Fruit is one of those “slippery slope” cases within the Primal way of eating. More than that, for weight loss in general there are tons of different opinions on fruit. I want to address both. I want to take a look at the Primal perspective on fruit but also the physiological perspective – how does fruit impact fat loss? Should you eat fruit for optimal results? Are there ways to enjoy fruit and fat loss at the same time?

In the Paleolithic Era, fruit was not available year round. Our ancestors certainly enjoyed fruit when it was in season but it wasn’t available year round. During the warmer seasons when fruit was available and other food was more abundant, they would eat more with the intention of storing fat for times when food wasn’t quite so available. Fruit (and the sugar within it, known as fructose) is uniquely qualified for this job of storing fat. Let’s look a little closer at fructose and why we need to be very careful about how and when we consume it.

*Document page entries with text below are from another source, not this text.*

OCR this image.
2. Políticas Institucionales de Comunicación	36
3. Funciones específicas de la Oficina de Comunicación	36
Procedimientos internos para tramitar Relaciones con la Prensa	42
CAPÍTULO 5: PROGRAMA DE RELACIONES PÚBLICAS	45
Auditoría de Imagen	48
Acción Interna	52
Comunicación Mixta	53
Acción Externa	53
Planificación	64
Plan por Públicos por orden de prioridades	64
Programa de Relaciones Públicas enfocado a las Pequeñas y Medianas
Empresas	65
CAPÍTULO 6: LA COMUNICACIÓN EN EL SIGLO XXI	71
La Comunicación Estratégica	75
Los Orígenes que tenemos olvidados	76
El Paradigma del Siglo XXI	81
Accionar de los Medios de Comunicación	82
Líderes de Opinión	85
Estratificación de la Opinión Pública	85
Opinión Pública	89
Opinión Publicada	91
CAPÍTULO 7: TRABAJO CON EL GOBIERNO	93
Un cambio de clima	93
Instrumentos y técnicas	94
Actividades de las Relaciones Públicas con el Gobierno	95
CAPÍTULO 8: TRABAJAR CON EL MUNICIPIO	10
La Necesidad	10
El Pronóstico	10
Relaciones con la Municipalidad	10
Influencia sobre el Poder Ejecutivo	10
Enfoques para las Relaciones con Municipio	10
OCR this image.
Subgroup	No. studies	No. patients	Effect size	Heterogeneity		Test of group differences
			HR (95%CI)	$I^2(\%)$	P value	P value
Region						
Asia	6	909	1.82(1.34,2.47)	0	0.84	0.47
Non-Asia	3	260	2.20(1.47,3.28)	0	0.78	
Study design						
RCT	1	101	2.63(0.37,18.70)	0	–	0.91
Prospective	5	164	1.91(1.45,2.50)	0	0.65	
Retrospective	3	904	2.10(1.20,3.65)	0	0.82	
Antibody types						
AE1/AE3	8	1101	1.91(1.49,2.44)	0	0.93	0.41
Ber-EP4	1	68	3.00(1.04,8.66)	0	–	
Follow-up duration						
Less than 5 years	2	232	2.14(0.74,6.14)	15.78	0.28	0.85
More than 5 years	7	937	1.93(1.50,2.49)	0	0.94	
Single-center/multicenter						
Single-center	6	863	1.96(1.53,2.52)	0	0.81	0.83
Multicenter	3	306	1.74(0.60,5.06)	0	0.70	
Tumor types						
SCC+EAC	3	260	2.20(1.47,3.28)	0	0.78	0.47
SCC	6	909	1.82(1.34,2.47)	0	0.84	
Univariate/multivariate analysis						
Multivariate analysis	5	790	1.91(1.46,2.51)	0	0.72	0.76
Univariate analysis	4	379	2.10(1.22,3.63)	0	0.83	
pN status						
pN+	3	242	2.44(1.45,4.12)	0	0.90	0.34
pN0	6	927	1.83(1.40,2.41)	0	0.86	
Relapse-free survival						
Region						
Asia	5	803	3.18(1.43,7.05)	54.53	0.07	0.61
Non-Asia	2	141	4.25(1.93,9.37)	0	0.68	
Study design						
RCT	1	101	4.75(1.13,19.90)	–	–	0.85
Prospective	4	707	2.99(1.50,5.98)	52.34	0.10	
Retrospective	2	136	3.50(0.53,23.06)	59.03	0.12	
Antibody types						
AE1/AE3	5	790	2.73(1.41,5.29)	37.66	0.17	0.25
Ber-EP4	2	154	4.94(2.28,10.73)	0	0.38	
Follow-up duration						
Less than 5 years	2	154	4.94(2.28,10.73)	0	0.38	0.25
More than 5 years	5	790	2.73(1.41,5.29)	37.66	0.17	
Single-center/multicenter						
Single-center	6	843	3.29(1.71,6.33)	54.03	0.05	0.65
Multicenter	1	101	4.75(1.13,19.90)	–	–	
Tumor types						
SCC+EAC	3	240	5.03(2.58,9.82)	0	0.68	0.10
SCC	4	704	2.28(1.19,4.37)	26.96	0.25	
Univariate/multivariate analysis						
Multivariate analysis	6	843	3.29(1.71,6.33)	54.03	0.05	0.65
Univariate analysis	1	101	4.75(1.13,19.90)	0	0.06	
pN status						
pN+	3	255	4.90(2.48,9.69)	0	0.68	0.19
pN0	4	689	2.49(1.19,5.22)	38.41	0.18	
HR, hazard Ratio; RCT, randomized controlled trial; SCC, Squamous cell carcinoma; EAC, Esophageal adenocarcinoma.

Fructose is the type of sugar found in fruit. It is the sweetest of all naturally occurring carbohydrates – sweeter than glucose! Because of its intense sweetness, the food industry has adopted it as an additive to enhance sweetness “naturally” via the development of high fructose corn syrup (HFCS). Now, fructose is hardly limited to fruit. Fructose (and HFCS) can be found in the majority of processed food products as a sweetener and to help extend shelf life.

Initially, fructose was hailed as a beneficial sweetener with positive health implications. This is totally untrue, but there’s a reason the food industry came to this conclusion. Whereas glucose can be used by any cell in the body for energy, fructose must be metabolized by the liver. When you eat foods containing glucose, they are broken down and the glucose goes to your blood stream, raising your blood sugar. Fructose skips that part. It doesn’t end up in the blood stream and so it doesn’t raise your blood sugar in the same way – it goes straight to the liver as the liver is the only place fructose can be metabolized. Sounds like a great thing – fructose won’t raise your blood sugar the way glucose does – but it’s not quite so simple.

Fructose is THE MOST lipogenic carbohydrate. In plain English: when compared to allllll other carbohydrates, fructose is the most easily and readily converted to fat. Bad news! With the fructose load in the Standard American Diet (coming mostly from processed foods) the liver gets easily overloaded and converts all that fructose very quickly and efficiently to fat.

It gets worse. Fructose encourages muscle and fat cells to become insulin resistant. Remember that insulin dictates fat storage/fat release. When your muscle and fat cells are insulin resistant, that accelerates fat storage and makes fat burning much more difficult.

Finally, fructose does not trigger satiety signals the way that other sweeteners do. This is why you can eat a pint of blueberries or an entire watermelon and never feel full. This is part of the reason that processed foods feel so addictive. It worked out really well for our Paleolithic ancestors – they could gorge on fruits and berries during the summer and store fat as energy for the winter. We, however, don’t experience periods of famine and fructose is abundant year round. The result: accelerated fat storage and slowed fat release.

The best thing you can do to prevent excess fat storage from fructose is to avoid processed foods. From there, however, be mindful of your fruit intake. For maximum fat loss, consider fruit a carbohydrate and enjoy it after a workout or with your evening meal.